Depending on the mix of imported goods, the hit has been about 15%. But if you import from Chile, for example, it’s more like 19%. The accusation that suppliers raise cost price more than they need to fascinates me as it’s the suppliers who take the risk of lost sales. They don’t need to be fearing delists as well. We’ve advised suppliers for years on the right approach to justifying and implementing responsible pricing moves. Today’s justification is the easiest ever, yet the retailer push back is the most dogmatic. There is confusion among suppliers about the style in which to communicate. Ask if it’s OK and it will never happen, but if you tell them it’s happening that’s too arrogant apparently. Intelligence, empathy and resolve is the best way, no matter who you are.

Suppliers are even more cautious today than normal. So why would they hike the price more than they need to? Let me offer a reason that isn’t just profiteering. It’s always been an ordeal getting justifiable price rises through the retailers. They hate doing it so much that some take a bit more to future proof the need to do it again soon afterwards. It would be better if there was a climate in which only necessary rises were seen at whatever interval was necessary.

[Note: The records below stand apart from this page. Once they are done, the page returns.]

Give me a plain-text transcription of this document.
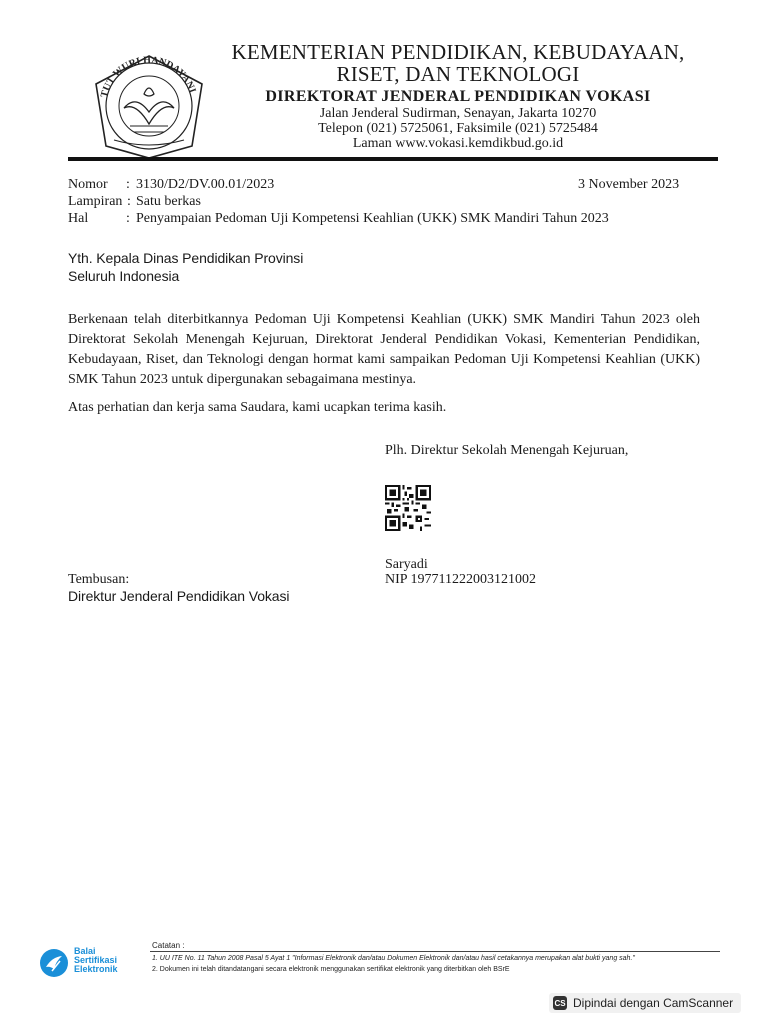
TUT WURI HANDAYANI
KEMENTERIAN PENDIDIKAN, KEBUDAYAAN,
RISET, DAN TEKNOLOGI
DIREKTORAT JENDERAL PENDIDIKAN VOKASI
Jalan Jenderal Sudirman, Senayan, Jakarta 10270
Telepon (021) 5725061, Faksimile (021) 5725484
Laman www.vokasi.kemdikbud.go.id
Nomor	: 3130/D2/DV.00.01/2023	3 November 2023
Lampiran : Satu berkas
Hal	: Penyampaian Pedoman Uji Kompetensi Keahlian (UKK) SMK Mandiri Tahun 2023
Yth. Kepala Dinas Pendidikan Provinsi
Seluruh Indonesia
Berkenaan telah diterbitkannya Pedoman Uji Kompetensi Keahlian (UKK) SMK Mandiri Tahun 2023 oleh Direktorat Sekolah Menengah Kejuruan, Direktorat Jenderal Pendidikan Vokasi, Kementerian Pendidikan, Kebudayaan, Riset, dan Teknologi dengan hormat kami sampaikan Pedoman Uji Kompetensi Keahlian (UKK) SMK Tahun 2023 untuk dipergunakan sebagaimana mestinya.
Atas perhatian dan kerja sama Saudara, kami ucapkan terima kasih.
Plh. Direktur Sekolah Menengah Kejuruan,
Saryadi
NIP 197711222003121002
Tembusan:
Direktur Jenderal Pendidikan Vokasi
Balai
Sertifikasi
Elektronik
Catatan :
1. UU ITE No. 11 Tahun 2008 Pasal 5 Ayat 1 "Informasi Elektronik dan/atau Dokumen Elektronik dan/atau hasil cetakannya merupakan alat bukti yang sah."
2. Dokumen ini telah ditandatangani secara elektronik menggunakan sertifikat elektronik yang diterbitkan oleh BSrE
CS Dipindai dengan CamScanner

October still showed deflation across the main categories, and retailers will now have the usual price war through the Christmas period, so the real food pricing level will not be seen until late in January 2017. At least media coverage has prepared the consumers who see the retailers as completely blameless post Marmite. Instead of perpetuating the myth that suppliers are ogres, heads need to rise out of the sand as the wave of pricing hits in January. Any alternative will lead to redundancies, declining food specifications or cuts in R&D and innovation. I’m sure shoppers don’t want that, either.